On Antioxidants

So, you're roaming around the grocery store. You find yourself in the juice aisle, and after you pass by the standard apple and cranberry juices you start seeing crazy things - cocktails with bits of blueberry, pomegranate, and some bizarre thing called an açaí berry. Furthermore, all these bottles tout their juices' antioxidant properties! None of them, of course, explain what an antioxidant is or why you should care.

It all starts with oxygen.

Although life as we know it wouldn't be possible without oxygen the element, we can be seriously damaged by oxygen the element. Both are present in the body because of our constant need for energy. The body extracts a huge amount of its needed energy from carbohydrates. In order to do so, it breaks them down into units of glucose. Through a chain of events way too complicated to be worth writing here, glucose reacts with oxygen and a whoooole bunch of enzymes in order to release carbon dioxide, water, and energy. Unfortunately, there are a bunch of places in this giant series of reactions where an individual oxygen atom can escape.

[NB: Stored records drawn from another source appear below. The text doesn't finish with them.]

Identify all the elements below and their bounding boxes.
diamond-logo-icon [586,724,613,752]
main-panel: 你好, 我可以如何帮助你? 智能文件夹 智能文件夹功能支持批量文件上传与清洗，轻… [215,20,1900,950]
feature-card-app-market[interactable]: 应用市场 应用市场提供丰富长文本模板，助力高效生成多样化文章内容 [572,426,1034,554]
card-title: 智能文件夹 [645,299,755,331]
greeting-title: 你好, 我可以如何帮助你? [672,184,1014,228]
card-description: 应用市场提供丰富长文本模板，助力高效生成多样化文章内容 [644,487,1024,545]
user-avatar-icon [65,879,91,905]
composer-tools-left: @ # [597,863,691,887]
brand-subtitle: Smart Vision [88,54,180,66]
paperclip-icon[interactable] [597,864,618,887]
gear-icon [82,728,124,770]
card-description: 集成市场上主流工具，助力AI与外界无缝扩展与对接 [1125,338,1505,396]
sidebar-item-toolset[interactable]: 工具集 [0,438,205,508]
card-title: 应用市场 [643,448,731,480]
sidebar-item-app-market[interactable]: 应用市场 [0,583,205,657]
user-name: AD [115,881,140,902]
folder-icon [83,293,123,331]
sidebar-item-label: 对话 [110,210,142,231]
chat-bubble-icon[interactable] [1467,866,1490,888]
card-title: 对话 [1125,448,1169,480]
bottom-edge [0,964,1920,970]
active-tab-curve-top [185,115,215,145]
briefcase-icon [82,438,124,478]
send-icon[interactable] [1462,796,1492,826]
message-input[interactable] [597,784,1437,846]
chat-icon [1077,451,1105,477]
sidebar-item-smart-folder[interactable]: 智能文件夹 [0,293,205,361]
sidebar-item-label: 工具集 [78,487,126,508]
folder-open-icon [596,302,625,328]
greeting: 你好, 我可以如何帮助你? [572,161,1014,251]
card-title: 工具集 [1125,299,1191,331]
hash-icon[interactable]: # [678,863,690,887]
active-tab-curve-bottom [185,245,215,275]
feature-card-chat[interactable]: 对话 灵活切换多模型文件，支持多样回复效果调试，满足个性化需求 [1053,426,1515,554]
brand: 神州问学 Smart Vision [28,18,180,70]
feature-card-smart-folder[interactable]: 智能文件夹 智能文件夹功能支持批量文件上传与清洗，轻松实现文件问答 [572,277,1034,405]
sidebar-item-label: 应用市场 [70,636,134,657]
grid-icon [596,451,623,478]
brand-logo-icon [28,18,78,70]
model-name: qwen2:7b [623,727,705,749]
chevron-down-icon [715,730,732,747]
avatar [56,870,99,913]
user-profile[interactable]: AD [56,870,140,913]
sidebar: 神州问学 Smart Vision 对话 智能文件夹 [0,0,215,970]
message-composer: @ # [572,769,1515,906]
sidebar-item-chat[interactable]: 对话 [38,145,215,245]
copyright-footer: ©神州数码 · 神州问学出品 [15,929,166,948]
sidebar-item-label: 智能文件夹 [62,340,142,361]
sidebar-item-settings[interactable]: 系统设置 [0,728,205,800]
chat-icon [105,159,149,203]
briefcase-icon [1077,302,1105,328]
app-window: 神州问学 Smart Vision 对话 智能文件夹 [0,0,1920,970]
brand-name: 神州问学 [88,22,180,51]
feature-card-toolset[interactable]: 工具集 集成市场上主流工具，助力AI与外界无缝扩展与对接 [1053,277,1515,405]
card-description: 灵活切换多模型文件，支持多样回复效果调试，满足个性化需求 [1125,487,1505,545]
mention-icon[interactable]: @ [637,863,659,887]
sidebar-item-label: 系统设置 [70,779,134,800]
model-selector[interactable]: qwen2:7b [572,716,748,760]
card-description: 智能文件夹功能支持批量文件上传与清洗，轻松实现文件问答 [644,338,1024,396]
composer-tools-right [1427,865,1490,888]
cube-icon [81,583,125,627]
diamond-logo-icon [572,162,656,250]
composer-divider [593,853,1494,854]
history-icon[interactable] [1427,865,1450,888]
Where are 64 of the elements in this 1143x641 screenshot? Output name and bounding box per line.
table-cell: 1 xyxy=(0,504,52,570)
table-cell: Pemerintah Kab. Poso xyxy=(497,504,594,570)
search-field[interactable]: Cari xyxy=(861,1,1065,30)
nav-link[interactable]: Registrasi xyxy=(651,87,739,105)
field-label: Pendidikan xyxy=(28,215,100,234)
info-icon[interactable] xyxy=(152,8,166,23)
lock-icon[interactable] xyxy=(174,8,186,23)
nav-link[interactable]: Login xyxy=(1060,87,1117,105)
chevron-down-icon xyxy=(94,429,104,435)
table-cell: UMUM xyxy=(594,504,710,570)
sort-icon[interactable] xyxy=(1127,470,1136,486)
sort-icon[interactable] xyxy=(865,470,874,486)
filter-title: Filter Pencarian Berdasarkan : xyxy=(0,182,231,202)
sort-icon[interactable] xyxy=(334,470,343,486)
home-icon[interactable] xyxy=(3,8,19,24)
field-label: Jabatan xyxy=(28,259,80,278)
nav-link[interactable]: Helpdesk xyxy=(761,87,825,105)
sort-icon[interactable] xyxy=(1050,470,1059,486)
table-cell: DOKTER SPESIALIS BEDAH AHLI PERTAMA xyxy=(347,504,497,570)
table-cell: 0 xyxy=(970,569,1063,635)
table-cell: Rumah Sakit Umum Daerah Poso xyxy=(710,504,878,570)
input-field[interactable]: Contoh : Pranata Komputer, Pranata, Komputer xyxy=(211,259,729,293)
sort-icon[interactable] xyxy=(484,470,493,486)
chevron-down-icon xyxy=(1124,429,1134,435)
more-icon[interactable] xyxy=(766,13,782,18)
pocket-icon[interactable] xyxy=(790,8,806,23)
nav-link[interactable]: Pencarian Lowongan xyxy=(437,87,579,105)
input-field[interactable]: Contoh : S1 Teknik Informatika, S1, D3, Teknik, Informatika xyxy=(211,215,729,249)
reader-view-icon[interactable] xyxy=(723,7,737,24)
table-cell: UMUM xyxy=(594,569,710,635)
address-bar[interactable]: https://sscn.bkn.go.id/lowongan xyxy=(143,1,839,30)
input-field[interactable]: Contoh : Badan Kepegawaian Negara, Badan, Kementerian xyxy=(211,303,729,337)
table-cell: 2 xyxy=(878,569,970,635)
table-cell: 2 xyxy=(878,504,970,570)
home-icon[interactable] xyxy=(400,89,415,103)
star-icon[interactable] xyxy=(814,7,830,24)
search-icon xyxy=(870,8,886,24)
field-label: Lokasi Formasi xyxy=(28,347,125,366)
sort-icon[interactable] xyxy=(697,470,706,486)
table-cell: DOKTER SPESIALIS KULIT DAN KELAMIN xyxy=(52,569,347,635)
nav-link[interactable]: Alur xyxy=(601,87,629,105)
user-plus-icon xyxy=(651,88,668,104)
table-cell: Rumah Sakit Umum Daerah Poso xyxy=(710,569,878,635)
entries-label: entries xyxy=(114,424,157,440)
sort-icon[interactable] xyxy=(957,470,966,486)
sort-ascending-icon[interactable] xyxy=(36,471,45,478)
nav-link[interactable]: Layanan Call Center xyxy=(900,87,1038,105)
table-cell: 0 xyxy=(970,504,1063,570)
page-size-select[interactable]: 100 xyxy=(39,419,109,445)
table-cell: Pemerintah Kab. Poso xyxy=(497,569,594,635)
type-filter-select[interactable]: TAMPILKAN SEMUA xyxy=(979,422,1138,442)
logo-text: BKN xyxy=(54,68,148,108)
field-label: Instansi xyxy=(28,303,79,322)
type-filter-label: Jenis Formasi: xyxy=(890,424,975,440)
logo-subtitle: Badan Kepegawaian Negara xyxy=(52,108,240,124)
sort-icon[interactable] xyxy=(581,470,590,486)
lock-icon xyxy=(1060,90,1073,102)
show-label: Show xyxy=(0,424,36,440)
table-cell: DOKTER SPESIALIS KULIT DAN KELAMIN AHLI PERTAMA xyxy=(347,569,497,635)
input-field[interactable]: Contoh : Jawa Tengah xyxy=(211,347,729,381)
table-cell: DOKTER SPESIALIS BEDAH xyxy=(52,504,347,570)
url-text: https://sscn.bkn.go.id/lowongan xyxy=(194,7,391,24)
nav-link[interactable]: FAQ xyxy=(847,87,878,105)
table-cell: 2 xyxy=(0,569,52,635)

This is bad. You might think to yourself, "one atom can't possibly do much." That's not the case here. When an oxygen atom escapes, it does so as one of a couple different free radicals. Free radicals are atoms or molecules that are hyper-reactive (this reactivity comes from having an uncoupled electron bond, but getting too into that would take pages of text). The really important thing about free radicals is that, in general, once they react with something they spit out a totally new free radical. This new radical can then move on and continue a very vicious cycle. One errant oxygen radical can react hundreds or thousands of times within an individual cell.

And where do free radicals like to act? A few different places, but most notably then can alter the structure of DNA. And when the wrong section of DNA is altered in just the wrong way, you end up with cancer. There are other parts of the cell that free radicals can damage, but none of them have such long-lasting effects as the genome.

The body innately produces a few proteins that are able to curtail free radical reaction chains. These enzymes are so willing to accept an oxygen radical that they are able to buffer the chain reaction part of the radical's nature, and terminate the cycle. A select few other molecules can do this, and some of them are part of a normal, balanced diet. They are known as antioxidants. Vitamins C and E have antioxidant properties, for example. Generally, foods that claim to be powerful antioxidants use more exotic antioxidant molecules in high concentrations.

The most common of these is anthocyanin. There are actually a whole bunch of molecules that people refer to as anthocyanin, but they are all red, purple, or blue pigments. These are the guys you'll find in the juices I mentioned at the top of the article, as well as fresh produce and red wines. In laboratory experiments, they have shown themselves to be very powerful antioxidants. In reality, ingesting them will have little effect on your health. Only a very small amount of anthocyanin makes it from your digestive tract into your body. What does enter the bloodstream has never shown itself to have any significant effects on health - at least not in large-scale clinical trials. I mentioned the antioxidant properties of my potato salad from last week, but it turns out that that aspect of it isn't really worth looking at. Thankfully, it's still fairly healthy as far as potato salad is concerned.

My advice? Don't buy into the antioxidant craze that's popped up over the last few years. If you eat a decent diet, your body will synthesize lovely antioxidant proteins and you'll have plenty of of vitamins C and E on hand to help out. Antioxidants can help out in industry (for example, they can help gasoline to stay usable for longer), but they won't really change your health.